The Supreme Court of Virginia may yet reach the merits of the effort of a lesbian mother to sever the parental rights of her former partner.
“May” because attorneys for the partner, Janet Jenkins, contend that Virginia law bars consideration of issues in a second Virginia appeal that already were determined in an earlier appeal.
That appeal was to the Virginia Court of Appeals, which ruled in November that Vermont had jurisdiction over issues of custody and visitation for Isabella, the daughter of Lisa Miller who was conceived by artificial insemination. Miller failed to file a proper notice of appeal to the Supreme Court, and the high court refused to consider the case.

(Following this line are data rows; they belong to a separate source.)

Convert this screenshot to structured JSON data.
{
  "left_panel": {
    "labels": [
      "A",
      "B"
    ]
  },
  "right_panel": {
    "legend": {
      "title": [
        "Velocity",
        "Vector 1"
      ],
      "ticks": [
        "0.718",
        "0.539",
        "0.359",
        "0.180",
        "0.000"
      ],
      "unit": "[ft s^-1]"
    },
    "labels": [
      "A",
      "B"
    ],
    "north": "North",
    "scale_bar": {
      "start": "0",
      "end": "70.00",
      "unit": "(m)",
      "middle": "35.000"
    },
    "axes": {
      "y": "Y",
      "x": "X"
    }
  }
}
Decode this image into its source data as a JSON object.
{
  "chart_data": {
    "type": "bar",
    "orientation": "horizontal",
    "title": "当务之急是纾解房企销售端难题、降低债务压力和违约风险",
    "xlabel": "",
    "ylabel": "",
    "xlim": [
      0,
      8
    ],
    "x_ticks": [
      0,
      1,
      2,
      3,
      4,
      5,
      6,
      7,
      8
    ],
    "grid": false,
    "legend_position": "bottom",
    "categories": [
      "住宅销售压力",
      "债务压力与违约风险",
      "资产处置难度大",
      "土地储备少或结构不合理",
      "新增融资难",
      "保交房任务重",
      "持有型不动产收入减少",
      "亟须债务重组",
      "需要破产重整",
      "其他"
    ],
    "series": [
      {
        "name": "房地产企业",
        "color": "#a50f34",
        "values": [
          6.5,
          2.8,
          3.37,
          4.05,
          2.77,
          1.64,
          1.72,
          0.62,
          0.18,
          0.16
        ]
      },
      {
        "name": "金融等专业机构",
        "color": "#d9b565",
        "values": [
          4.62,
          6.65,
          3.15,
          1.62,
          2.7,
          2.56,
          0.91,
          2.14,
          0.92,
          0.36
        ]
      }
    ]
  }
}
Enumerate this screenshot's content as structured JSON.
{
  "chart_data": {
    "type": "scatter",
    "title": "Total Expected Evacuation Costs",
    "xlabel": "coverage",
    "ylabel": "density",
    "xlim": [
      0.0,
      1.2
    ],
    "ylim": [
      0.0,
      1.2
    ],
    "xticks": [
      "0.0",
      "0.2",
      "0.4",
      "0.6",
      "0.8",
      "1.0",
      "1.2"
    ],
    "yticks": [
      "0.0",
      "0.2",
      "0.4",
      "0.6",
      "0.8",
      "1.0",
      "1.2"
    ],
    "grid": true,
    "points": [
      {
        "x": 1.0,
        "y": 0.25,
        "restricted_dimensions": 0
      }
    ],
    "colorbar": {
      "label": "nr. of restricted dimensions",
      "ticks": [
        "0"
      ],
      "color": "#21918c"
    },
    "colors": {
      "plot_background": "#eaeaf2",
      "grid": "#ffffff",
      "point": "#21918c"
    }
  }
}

While the first appeal was before the court of appeals, Frederick County Circuit Judge John R. Prosser refused to register the Vermont order on the parental rights and responsibilities of Jenkins and Miller. A second court of appeals decision reversed that ruling in light of the court’s holding in the first appeal.
In her petition for appeal to Supreme Court on the validity of the Vermont order, Miller repeats many of the arguments she made in the petition that the Supreme Court dismissed on procedural grounds.
Not so fast, Jenkins responded in her brief in opposition. Because those issues already were decided on appeal, they became the law of the case and cannot be reviewed by the Supreme Court, she contends. The Supreme Court agreed on Sept. 12 to hear the case, Record No. 070933.
In essence, Jenkins contends that the federal Defense of Marriage Act and the Virginia public policy against recognition of gay marriage or civil unions prevent Virginia courts from giving full faith and credit to the Vermont decisions in the case.